Oh, and the LASERs in the Big Top tent. Those LASERs were incredible, and I reached for them like it was ’89 all over again. Whistles were blown. Glowsticks were snapped and waved.

I could go on, so I will: the vast selection of  music that on offer may have been weighted heavily on Dubstep’s WUB-WUB-WUB tendancies, but there was just so much of everything else that bordom really did then become the sole preserve of boring people.

Because if you did get sick of seeing tremendous, visceral live sets on the well-positioned stages, you could hop into a pub staffed by little people, or bedouin cafés with comfy sofas, or get drunk and vomit prodigeously on an old fairground helter-shelter. Et cetera.

And then when the brain’s grumpy lobe begins to idly wonder what the self-absorbed, loud-mouthed, rich kids did before summer festivals became cool, consider that Bestival has merely become a victim of its own success: a festival so good that everyone is eager to be there, burrow in and find their own furrow to roll around in for a weekend. And you’re probably one of them, getting stuck in, having a blast.

One final, scatalogical story about what festivals are. I was once reminiscing about The Good Old Days At Glastonbury with someone I met in a pub, and relayed a story about a visit to a portaloo on the Sunday night, when the toilets were at their most ironically bowel-clenching.

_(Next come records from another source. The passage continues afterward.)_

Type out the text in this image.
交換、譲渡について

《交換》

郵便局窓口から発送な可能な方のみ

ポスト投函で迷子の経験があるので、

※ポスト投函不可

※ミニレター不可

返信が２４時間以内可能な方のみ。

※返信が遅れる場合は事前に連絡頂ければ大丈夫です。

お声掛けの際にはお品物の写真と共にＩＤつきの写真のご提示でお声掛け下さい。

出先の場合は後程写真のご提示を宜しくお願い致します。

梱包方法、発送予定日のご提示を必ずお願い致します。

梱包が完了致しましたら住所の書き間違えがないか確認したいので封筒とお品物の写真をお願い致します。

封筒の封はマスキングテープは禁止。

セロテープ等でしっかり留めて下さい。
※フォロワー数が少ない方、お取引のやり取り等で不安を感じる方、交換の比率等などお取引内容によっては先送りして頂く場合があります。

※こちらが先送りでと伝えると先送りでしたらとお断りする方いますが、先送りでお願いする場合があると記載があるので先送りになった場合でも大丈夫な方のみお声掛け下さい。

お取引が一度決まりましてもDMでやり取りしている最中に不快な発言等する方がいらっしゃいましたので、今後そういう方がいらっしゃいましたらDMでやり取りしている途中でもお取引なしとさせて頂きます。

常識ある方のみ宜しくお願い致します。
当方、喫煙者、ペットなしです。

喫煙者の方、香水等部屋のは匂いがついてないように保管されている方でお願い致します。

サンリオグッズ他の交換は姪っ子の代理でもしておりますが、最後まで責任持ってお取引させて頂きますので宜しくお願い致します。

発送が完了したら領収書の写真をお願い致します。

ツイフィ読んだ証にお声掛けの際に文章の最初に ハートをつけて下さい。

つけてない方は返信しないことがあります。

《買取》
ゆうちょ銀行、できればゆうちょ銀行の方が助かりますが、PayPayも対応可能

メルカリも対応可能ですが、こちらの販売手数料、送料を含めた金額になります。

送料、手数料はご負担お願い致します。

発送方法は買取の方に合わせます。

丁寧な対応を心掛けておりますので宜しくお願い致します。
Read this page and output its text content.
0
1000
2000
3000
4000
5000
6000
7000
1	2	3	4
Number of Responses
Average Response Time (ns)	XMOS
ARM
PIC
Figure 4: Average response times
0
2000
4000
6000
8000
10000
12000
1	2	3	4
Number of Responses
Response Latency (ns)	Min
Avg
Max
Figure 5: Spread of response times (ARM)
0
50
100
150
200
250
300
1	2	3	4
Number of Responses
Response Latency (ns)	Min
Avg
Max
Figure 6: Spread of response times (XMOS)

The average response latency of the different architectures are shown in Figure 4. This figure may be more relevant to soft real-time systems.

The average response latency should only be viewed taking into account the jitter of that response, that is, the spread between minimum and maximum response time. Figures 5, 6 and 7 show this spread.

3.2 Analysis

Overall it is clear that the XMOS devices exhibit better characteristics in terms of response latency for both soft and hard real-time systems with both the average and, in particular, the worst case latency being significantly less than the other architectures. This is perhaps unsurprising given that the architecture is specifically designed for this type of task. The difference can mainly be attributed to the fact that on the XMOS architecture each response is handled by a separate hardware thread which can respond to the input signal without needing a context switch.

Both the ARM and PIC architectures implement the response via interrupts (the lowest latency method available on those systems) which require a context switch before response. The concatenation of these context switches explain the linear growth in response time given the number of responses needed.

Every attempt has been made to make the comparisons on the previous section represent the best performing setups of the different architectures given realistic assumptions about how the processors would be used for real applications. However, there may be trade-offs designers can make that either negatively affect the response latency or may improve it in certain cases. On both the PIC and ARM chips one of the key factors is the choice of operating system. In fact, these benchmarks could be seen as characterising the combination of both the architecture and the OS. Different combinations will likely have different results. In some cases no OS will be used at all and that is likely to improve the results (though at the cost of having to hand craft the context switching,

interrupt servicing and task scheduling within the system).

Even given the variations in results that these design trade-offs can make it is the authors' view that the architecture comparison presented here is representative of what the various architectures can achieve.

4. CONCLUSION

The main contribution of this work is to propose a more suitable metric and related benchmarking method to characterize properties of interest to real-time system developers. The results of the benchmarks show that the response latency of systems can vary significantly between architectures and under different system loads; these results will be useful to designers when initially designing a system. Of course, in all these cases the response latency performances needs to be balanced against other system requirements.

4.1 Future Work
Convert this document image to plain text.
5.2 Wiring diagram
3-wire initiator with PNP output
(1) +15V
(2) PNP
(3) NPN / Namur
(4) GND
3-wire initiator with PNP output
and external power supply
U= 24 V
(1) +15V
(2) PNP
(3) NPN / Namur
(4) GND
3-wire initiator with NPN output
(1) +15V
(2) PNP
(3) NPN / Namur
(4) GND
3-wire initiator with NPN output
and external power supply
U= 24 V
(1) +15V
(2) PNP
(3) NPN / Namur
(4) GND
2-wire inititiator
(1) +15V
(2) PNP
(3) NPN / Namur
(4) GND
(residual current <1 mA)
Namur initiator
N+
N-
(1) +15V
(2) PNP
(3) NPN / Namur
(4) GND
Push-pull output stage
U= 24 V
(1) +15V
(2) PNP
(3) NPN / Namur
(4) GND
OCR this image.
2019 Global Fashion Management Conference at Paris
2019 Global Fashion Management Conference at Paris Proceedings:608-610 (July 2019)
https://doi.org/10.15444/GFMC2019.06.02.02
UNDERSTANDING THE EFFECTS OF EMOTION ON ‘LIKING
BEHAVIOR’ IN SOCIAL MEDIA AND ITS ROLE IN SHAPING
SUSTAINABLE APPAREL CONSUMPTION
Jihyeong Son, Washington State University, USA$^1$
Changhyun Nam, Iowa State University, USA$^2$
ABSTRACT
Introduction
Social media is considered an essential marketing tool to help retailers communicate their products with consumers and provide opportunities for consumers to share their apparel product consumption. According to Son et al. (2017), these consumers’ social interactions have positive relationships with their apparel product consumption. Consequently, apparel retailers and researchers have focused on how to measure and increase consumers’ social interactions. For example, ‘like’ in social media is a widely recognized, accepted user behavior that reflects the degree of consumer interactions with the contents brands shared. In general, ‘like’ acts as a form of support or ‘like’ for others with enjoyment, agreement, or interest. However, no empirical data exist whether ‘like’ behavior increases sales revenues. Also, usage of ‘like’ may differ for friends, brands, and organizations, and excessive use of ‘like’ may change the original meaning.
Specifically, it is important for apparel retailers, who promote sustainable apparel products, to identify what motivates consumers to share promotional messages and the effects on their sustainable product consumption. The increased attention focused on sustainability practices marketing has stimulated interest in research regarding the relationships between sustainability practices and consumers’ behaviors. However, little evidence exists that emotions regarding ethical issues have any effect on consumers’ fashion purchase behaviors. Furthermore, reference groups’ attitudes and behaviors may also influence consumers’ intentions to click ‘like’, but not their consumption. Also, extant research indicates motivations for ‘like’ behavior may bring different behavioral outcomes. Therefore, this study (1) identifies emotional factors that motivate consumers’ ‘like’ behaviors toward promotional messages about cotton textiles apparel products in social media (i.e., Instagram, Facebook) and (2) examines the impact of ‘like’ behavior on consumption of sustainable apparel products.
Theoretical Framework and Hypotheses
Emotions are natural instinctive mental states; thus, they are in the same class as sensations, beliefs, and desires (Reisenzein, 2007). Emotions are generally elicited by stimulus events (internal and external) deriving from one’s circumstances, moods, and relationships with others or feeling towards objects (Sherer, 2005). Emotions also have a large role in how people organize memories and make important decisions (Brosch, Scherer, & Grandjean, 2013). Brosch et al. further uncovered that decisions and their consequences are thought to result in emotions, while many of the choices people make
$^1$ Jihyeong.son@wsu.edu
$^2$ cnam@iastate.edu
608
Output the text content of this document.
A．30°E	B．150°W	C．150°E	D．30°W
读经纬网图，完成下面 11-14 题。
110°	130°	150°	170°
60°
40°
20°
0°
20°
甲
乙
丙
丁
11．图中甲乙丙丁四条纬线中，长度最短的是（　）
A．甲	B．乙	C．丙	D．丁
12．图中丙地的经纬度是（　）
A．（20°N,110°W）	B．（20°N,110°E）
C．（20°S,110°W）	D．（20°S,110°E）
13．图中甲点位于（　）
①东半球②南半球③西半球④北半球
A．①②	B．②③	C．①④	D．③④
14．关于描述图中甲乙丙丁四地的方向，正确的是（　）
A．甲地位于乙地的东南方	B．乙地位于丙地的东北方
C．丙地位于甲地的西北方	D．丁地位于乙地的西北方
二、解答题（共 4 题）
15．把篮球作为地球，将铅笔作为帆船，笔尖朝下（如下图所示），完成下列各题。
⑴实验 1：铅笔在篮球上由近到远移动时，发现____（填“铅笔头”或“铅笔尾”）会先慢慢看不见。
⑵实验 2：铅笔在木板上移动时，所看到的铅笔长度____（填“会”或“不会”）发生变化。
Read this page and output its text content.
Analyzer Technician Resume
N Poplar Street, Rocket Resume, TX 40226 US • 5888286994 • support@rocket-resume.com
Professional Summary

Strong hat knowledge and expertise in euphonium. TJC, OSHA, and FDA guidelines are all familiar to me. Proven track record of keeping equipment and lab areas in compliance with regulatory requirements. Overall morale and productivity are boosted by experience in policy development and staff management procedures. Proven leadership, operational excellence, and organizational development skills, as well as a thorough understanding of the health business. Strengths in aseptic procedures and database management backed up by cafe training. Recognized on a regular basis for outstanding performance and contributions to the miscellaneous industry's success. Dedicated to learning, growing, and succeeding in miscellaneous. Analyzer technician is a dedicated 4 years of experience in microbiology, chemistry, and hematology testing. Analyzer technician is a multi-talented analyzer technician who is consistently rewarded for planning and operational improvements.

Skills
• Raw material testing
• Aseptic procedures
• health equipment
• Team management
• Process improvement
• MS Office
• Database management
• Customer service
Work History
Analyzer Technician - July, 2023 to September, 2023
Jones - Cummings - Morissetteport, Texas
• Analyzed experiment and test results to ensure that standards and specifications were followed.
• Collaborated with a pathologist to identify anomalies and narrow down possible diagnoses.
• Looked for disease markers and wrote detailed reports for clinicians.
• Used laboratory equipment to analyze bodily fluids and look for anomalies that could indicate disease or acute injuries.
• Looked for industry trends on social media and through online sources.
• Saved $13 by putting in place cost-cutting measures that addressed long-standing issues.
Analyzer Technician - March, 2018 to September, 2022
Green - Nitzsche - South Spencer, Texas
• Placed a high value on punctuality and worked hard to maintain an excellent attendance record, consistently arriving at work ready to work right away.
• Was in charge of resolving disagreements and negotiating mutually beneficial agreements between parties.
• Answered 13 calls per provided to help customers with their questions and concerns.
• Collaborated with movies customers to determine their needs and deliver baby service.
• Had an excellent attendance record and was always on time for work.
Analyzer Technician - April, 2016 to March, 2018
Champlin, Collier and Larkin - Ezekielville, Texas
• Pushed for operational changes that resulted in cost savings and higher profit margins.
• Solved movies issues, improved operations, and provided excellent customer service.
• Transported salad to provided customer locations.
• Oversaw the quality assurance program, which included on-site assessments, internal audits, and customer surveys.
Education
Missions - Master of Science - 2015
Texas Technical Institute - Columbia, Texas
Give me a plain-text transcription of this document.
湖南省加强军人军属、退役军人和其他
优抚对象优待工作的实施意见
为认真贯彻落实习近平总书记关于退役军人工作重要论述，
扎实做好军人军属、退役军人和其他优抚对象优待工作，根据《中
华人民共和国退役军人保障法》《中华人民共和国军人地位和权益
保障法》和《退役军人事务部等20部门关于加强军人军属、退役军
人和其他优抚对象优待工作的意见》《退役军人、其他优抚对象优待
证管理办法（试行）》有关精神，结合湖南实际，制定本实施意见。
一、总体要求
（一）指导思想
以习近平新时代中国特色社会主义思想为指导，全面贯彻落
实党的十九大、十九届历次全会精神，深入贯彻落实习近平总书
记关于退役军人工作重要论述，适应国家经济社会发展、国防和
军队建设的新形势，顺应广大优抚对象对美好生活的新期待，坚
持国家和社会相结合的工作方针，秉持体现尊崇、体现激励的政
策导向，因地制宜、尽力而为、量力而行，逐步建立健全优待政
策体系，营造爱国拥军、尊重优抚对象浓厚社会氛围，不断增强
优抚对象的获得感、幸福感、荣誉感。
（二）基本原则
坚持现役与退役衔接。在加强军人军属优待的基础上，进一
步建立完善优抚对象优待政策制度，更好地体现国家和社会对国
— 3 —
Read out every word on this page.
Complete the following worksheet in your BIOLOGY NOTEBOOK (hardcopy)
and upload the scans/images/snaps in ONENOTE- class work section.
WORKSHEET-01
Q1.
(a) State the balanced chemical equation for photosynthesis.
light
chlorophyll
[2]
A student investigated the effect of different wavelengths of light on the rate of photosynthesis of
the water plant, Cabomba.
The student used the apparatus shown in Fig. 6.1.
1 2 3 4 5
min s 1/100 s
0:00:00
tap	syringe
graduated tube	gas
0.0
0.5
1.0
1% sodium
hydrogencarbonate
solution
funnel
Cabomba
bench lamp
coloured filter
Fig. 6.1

Using the kind of hand gestures one rarely uses in polite company, I described how the pile of human excrement rose like a hellish pyramid abover the rim of the toilet itself. “And on the very top – ” I enthused, “you’ll never guess what was perched right on the top of the pile.”

My new aquaintence leapt in: “It wasn’t a cherry Bakewell tart?” And you know what? It was. There was a cherry Bakewell tart, unsheathed from its little silver foil cup, sitting right on the top of the pile of shit.

I have no idea what the statistical likelihood is of him seeing exactly the same pile of shit, with exactly the same confectionary on the top, in exactly the same toilet. The world is a confusing place.

And that, friends, is what a music festival is all about: shared experiences to be re-told forever. Sometimes they’re about the amazing one-off gig you’ll never be able to top, or about the totally awesome LASERs, and other times they’re about cherry tarts, piles of shit, and gangly youths on the prowl for Ketamine.